Free Speech

Hobbes' Leviathan and Thousands of Others Were Off-Limits to Catholics

Leviathan was a challenge to the governing independence of the Holy See.


The Index Librorum Prohibitorum was a running list of books deemed heretical, blasphemous, or otherwise morally dangerous by the Roman Catholic Church. First published in the 16th century, the Index was ostensibly a response to the Reformation, but its scope went far beyond Protestant theology. More than 4,000 titles would eventually appear on the list, including such literary classics as John Milton's Paradise Lost and Victor Hugo's The Hunchback of Notre-Dame; scientific works by Nicolaus Copernicus and Charles Darwin; even The History of the Decline and Fall of the Roman Empire.

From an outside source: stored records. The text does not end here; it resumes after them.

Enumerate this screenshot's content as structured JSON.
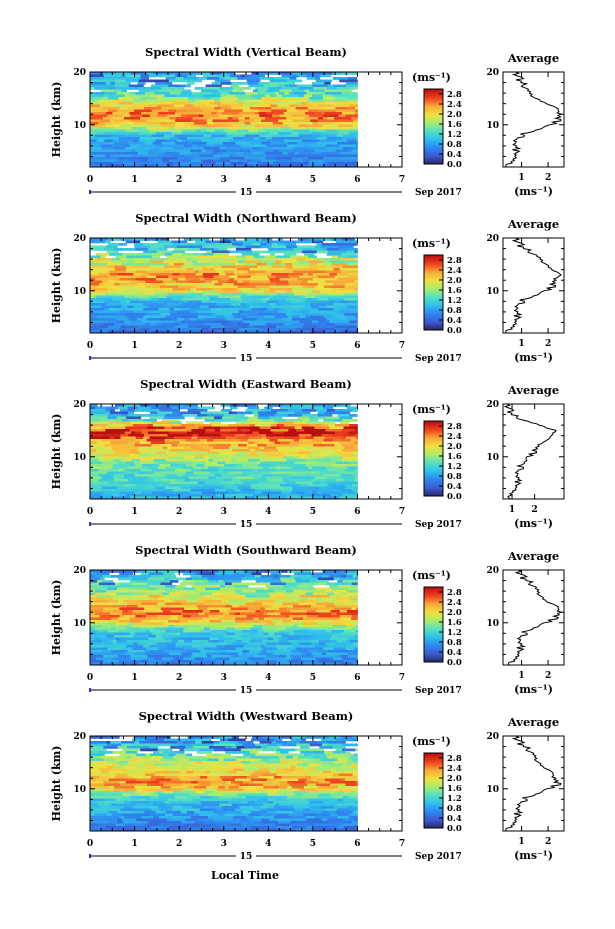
{
  "figure": {
    "x_axis_label": "Local Time",
    "date_day": "15",
    "date_month_year": "Sep 2017",
    "average_title": "Average",
    "unit_label": "(ms⁻¹)",
    "y_axis_label": "Height (km)"
  },
  "colorbar": {
    "ticks": [
      "0.0",
      "0.4",
      "0.8",
      "1.2",
      "1.6",
      "2.0",
      "2.4",
      "2.8"
    ],
    "range": [
      0,
      3.0
    ],
    "colors": [
      "#262660",
      "#3c5ad0",
      "#2f86f0",
      "#2fc0ec",
      "#55e0c0",
      "#a8ec70",
      "#f0e040",
      "#f8a838",
      "#f04020",
      "#b81010"
    ]
  },
  "chart_data": [
    {
      "type": "heatmap",
      "title": "Spectral Width (Vertical Beam)",
      "xlabel": "Local Time",
      "ylabel": "Height (km)",
      "xlim": [
        0,
        7
      ],
      "x_data_end": 6,
      "ylim": [
        2,
        20
      ],
      "xticks": [
        "0",
        "1",
        "2",
        "3",
        "4",
        "5",
        "6",
        "7"
      ],
      "yticks": [
        "10",
        "20"
      ],
      "profile_heights_km": [
        2,
        3,
        4,
        5,
        6,
        7,
        8,
        9,
        10,
        11,
        12,
        13,
        14,
        15,
        16,
        17,
        18,
        19,
        20
      ],
      "profile_ms": [
        0.5,
        0.6,
        0.7,
        0.75,
        0.8,
        0.85,
        1.0,
        1.5,
        2.2,
        2.4,
        2.5,
        2.3,
        2.0,
        1.6,
        1.3,
        1.1,
        1.0,
        0.9,
        0.8
      ],
      "profile": {
        "title": "Average",
        "xlabel": "(ms⁻¹)",
        "xlim": [
          0.3,
          2.6
        ],
        "xticks": [
          "1",
          "2"
        ],
        "yticks": [
          "10",
          "20"
        ]
      }
    },
    {
      "type": "heatmap",
      "title": "Spectral Width (Northward Beam)",
      "xlabel": "Local Time",
      "ylabel": "Height (km)",
      "xlim": [
        0,
        7
      ],
      "x_data_end": 6,
      "ylim": [
        2,
        20
      ],
      "xticks": [
        "0",
        "1",
        "2",
        "3",
        "4",
        "5",
        "6",
        "7"
      ],
      "yticks": [
        "10",
        "20"
      ],
      "profile_heights_km": [
        2,
        3,
        4,
        5,
        6,
        7,
        8,
        9,
        10,
        11,
        12,
        13,
        14,
        15,
        16,
        17,
        18,
        19,
        20
      ],
      "profile_ms": [
        0.5,
        0.6,
        0.7,
        0.8,
        0.85,
        0.9,
        1.0,
        1.4,
        2.0,
        2.2,
        2.3,
        2.4,
        2.2,
        2.0,
        1.7,
        1.4,
        1.1,
        0.9,
        0.8
      ],
      "profile": {
        "title": "Average",
        "xlabel": "(ms⁻¹)",
        "xlim": [
          0.3,
          2.6
        ],
        "xticks": [
          "1",
          "2"
        ],
        "yticks": [
          "10",
          "20"
        ]
      }
    },
    {
      "type": "heatmap",
      "title": "Spectral Width (Eastward Beam)",
      "xlabel": "Local Time",
      "ylabel": "Height (km)",
      "xlim": [
        0,
        7
      ],
      "x_data_end": 6,
      "ylim": [
        2,
        20
      ],
      "xticks": [
        "0",
        "1",
        "2",
        "3",
        "4",
        "5",
        "6",
        "7"
      ],
      "yticks": [
        "10",
        "20"
      ],
      "profile_heights_km": [
        2,
        3,
        4,
        5,
        6,
        7,
        8,
        9,
        10,
        11,
        12,
        13,
        14,
        15,
        16,
        17,
        18,
        19,
        20
      ],
      "profile_ms": [
        1.0,
        0.9,
        1.1,
        1.2,
        1.3,
        1.3,
        1.4,
        1.5,
        1.8,
        2.0,
        2.2,
        2.4,
        2.8,
        3.0,
        2.2,
        1.4,
        1.0,
        0.9,
        0.8
      ],
      "profile": {
        "title": "Average",
        "xlabel": "(ms⁻¹)",
        "xlim": [
          0.6,
          3.3
        ],
        "xticks": [
          "1",
          "2"
        ],
        "yticks": [
          "10",
          "20"
        ]
      }
    },
    {
      "type": "heatmap",
      "title": "Spectral Width (Southward Beam)",
      "xlabel": "Local Time",
      "ylabel": "Height (km)",
      "xlim": [
        0,
        7
      ],
      "x_data_end": 6,
      "ylim": [
        2,
        20
      ],
      "xticks": [
        "0",
        "1",
        "2",
        "3",
        "4",
        "5",
        "6",
        "7"
      ],
      "yticks": [
        "10",
        "20"
      ],
      "profile_heights_km": [
        2,
        3,
        4,
        5,
        6,
        7,
        8,
        9,
        10,
        11,
        12,
        13,
        14,
        15,
        16,
        17,
        18,
        19,
        20
      ],
      "profile_ms": [
        0.6,
        0.7,
        0.8,
        0.9,
        1.0,
        1.0,
        1.1,
        1.4,
        2.0,
        2.3,
        2.5,
        2.3,
        2.0,
        1.8,
        1.6,
        1.4,
        1.2,
        1.0,
        0.9
      ],
      "profile": {
        "title": "Average",
        "xlabel": "(ms⁻¹)",
        "xlim": [
          0.3,
          2.6
        ],
        "xticks": [
          "1",
          "2"
        ],
        "yticks": [
          "10",
          "20"
        ]
      }
    },
    {
      "type": "heatmap",
      "title": "Spectral Width (Westward Beam)",
      "xlabel": "Local Time",
      "ylabel": "Height (km)",
      "xlim": [
        0,
        7
      ],
      "x_data_end": 6,
      "ylim": [
        2,
        20
      ],
      "xticks": [
        "0",
        "1",
        "2",
        "3",
        "4",
        "5",
        "6",
        "7"
      ],
      "yticks": [
        "10",
        "20"
      ],
      "profile_heights_km": [
        2,
        3,
        4,
        5,
        6,
        7,
        8,
        9,
        10,
        11,
        12,
        13,
        14,
        15,
        16,
        17,
        18,
        19,
        20
      ],
      "profile_ms": [
        0.5,
        0.6,
        0.7,
        0.8,
        0.9,
        1.0,
        1.1,
        1.5,
        2.1,
        2.4,
        2.3,
        2.1,
        1.9,
        1.7,
        1.5,
        1.3,
        1.1,
        0.9,
        0.8
      ],
      "profile": {
        "title": "Average",
        "xlabel": "(ms⁻¹)",
        "xlim": [
          0.3,
          2.6
        ],
        "xticks": [
          "1",
          "2"
        ],
        "yticks": [
          "10",
          "20"
        ]
      }
    }
  ]
}
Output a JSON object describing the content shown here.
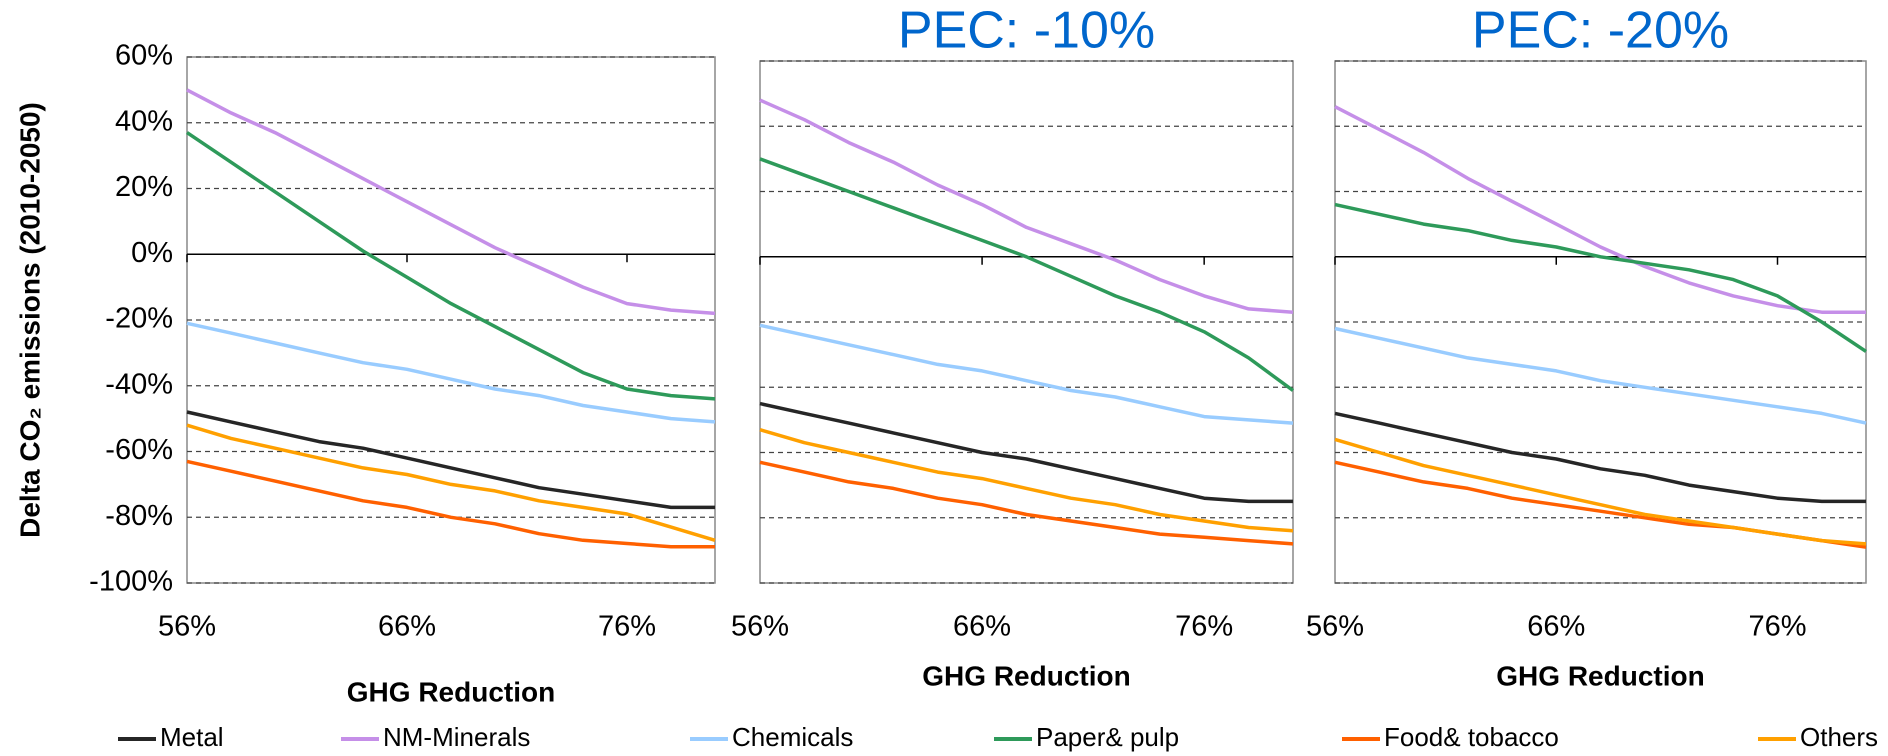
{
  "chart_data": [
    {
      "type": "line",
      "ylabel": "Delta CO₂ emissions  (2010-2050)",
      "xlabel": "GHG Reduction",
      "x": [
        56,
        58,
        60,
        62,
        64,
        66,
        68,
        70,
        72,
        74,
        76,
        78,
        80
      ],
      "xlim": [
        56,
        80
      ],
      "ylim": [
        -100,
        60
      ],
      "xticks": [
        {
          "value": 56,
          "label": "56%"
        },
        {
          "value": 66,
          "label": "66%"
        },
        {
          "value": 76,
          "label": "76%"
        }
      ],
      "yticks": [
        {
          "value": 60,
          "label": "60%"
        },
        {
          "value": 40,
          "label": "40%"
        },
        {
          "value": 20,
          "label": "20%"
        },
        {
          "value": 0,
          "label": "0%"
        },
        {
          "value": -20,
          "label": "-20%"
        },
        {
          "value": -40,
          "label": "-40%"
        },
        {
          "value": -60,
          "label": "-60%"
        },
        {
          "value": -80,
          "label": "-80%"
        },
        {
          "value": -100,
          "label": "-100%"
        }
      ],
      "grid": true,
      "legend": "bottom",
      "series": [
        {
          "name": "Metal",
          "color": "#262626",
          "values": [
            -48,
            -51,
            -54,
            -57,
            -59,
            -62,
            -65,
            -68,
            -71,
            -73,
            -75,
            -77,
            -77
          ]
        },
        {
          "name": "NM-Minerals",
          "color": "#c58fe8",
          "values": [
            50,
            43,
            37,
            30,
            23,
            16,
            9,
            2,
            -4,
            -10,
            -15,
            -17,
            -18
          ]
        },
        {
          "name": "Chemicals",
          "color": "#99ccff",
          "values": [
            -21,
            -24,
            -27,
            -30,
            -33,
            -35,
            -38,
            -41,
            -43,
            -46,
            -48,
            -50,
            -51
          ]
        },
        {
          "name": "Paper& pulp",
          "color": "#2e9a5a",
          "values": [
            37,
            28,
            19,
            10,
            1,
            -7,
            -15,
            -22,
            -29,
            -36,
            -41,
            -43,
            -44
          ]
        },
        {
          "name": "Food& tobacco",
          "color": "#ff6000",
          "values": [
            -63,
            -66,
            -69,
            -72,
            -75,
            -77,
            -80,
            -82,
            -85,
            -87,
            -88,
            -89,
            -89
          ]
        },
        {
          "name": "Others",
          "color": "#ffa000",
          "values": [
            -52,
            -56,
            -59,
            -62,
            -65,
            -67,
            -70,
            -72,
            -75,
            -77,
            -79,
            -83,
            -87
          ]
        }
      ]
    },
    {
      "type": "line",
      "title": "PEC: -10%",
      "xlabel": "GHG Reduction",
      "x": [
        56,
        58,
        60,
        62,
        64,
        66,
        68,
        70,
        72,
        74,
        76,
        78,
        80
      ],
      "xlim": [
        56,
        80
      ],
      "ylim": [
        -100,
        60
      ],
      "xticks": [
        {
          "value": 56,
          "label": "56%"
        },
        {
          "value": 66,
          "label": "66%"
        },
        {
          "value": 76,
          "label": "76%"
        }
      ],
      "yticks": [
        60,
        40,
        20,
        0,
        -20,
        -40,
        -60,
        -80,
        -100
      ],
      "ytick_labels": false,
      "grid": true,
      "series": [
        {
          "color": "#262626",
          "values": [
            -45,
            -48,
            -51,
            -54,
            -57,
            -60,
            -62,
            -65,
            -68,
            -71,
            -74,
            -75,
            -75
          ]
        },
        {
          "color": "#c58fe8",
          "values": [
            48,
            42,
            35,
            29,
            22,
            16,
            9,
            4,
            -1,
            -7,
            -12,
            -16,
            -17
          ]
        },
        {
          "color": "#99ccff",
          "values": [
            -21,
            -24,
            -27,
            -30,
            -33,
            -35,
            -38,
            -41,
            -43,
            -46,
            -49,
            -50,
            -51
          ]
        },
        {
          "color": "#2e9a5a",
          "values": [
            30,
            25,
            20,
            15,
            10,
            5,
            0,
            -6,
            -12,
            -17,
            -23,
            -31,
            -41
          ]
        },
        {
          "color": "#ff6000",
          "values": [
            -63,
            -66,
            -69,
            -71,
            -74,
            -76,
            -79,
            -81,
            -83,
            -85,
            -86,
            -87,
            -88
          ]
        },
        {
          "color": "#ffa000",
          "values": [
            -53,
            -57,
            -60,
            -63,
            -66,
            -68,
            -71,
            -74,
            -76,
            -79,
            -81,
            -83,
            -84
          ]
        }
      ]
    },
    {
      "type": "line",
      "title": "PEC: -20%",
      "xlabel": "GHG Reduction",
      "x": [
        56,
        58,
        60,
        62,
        64,
        66,
        68,
        70,
        72,
        74,
        76,
        78,
        80
      ],
      "xlim": [
        56,
        80
      ],
      "ylim": [
        -100,
        60
      ],
      "xticks": [
        {
          "value": 56,
          "label": "56%"
        },
        {
          "value": 66,
          "label": "66%"
        },
        {
          "value": 76,
          "label": "76%"
        }
      ],
      "yticks": [
        60,
        40,
        20,
        0,
        -20,
        -40,
        -60,
        -80,
        -100
      ],
      "ytick_labels": false,
      "grid": true,
      "series": [
        {
          "color": "#262626",
          "values": [
            -48,
            -51,
            -54,
            -57,
            -60,
            -62,
            -65,
            -67,
            -70,
            -72,
            -74,
            -75,
            -75
          ]
        },
        {
          "color": "#c58fe8",
          "values": [
            46,
            39,
            32,
            24,
            17,
            10,
            3,
            -3,
            -8,
            -12,
            -15,
            -17,
            -17
          ]
        },
        {
          "color": "#99ccff",
          "values": [
            -22,
            -25,
            -28,
            -31,
            -33,
            -35,
            -38,
            -40,
            -42,
            -44,
            -46,
            -48,
            -51
          ]
        },
        {
          "color": "#2e9a5a",
          "values": [
            16,
            13,
            10,
            8,
            5,
            3,
            0,
            -2,
            -4,
            -7,
            -12,
            -20,
            -29
          ]
        },
        {
          "color": "#ff6000",
          "values": [
            -63,
            -66,
            -69,
            -71,
            -74,
            -76,
            -78,
            -80,
            -82,
            -83,
            -85,
            -87,
            -89
          ]
        },
        {
          "color": "#ffa000",
          "values": [
            -56,
            -60,
            -64,
            -67,
            -70,
            -73,
            -76,
            -79,
            -81,
            -83,
            -85,
            -87,
            -88
          ]
        }
      ]
    }
  ]
}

Political philosophy, too, sometimes made the ignominious cut: The complete works of Thomas Hobbes were added in 1649. Besides containing explicit attacks on various teachings and practices of "the Church of Rome," his Leviathan was a challenge to the governing independence of the Holy See. By defending an absolute (civil) sovereign with power to decide even religious matters, Hobbes ran up against the Church's insistence that it alone was Christendom's spiritual authority.

The Holy See did not merely warn Catholics about doctrinally objectionable content, a service an ecclesiastical body might reasonably be expected to perform. For hundreds of years, with full force of canon law, it prohibited believers from reading or possessing works on the list, punishable by excommunication. (This is not to say the rule was always strictly enforced.)

The fact that Hobbes' works were among those banned points to the problem of such a heavy-handed approach. Today, high school students in the United States and elsewhere study Leviathan alongside John Locke's Two Treatises of Government (which was not listed on the Index, though other Locke works were). It would be difficult to understand the origins of liberal democracy without a view of the social contract theory that so influenced America's Founding Fathers. To prohibit Catholics from engaging with the intellectual history that underpins the modern social order would be a true civic loss.

Happily, Pope Paul VI discontinued the Index in 1966. The Holy See still exhorts faithful Catholics "to be on their guard against written materials that can put faith and good conduct in danger," and the Church may still "reprove" works it considers heretical. But the list and its canonical penalties are no more.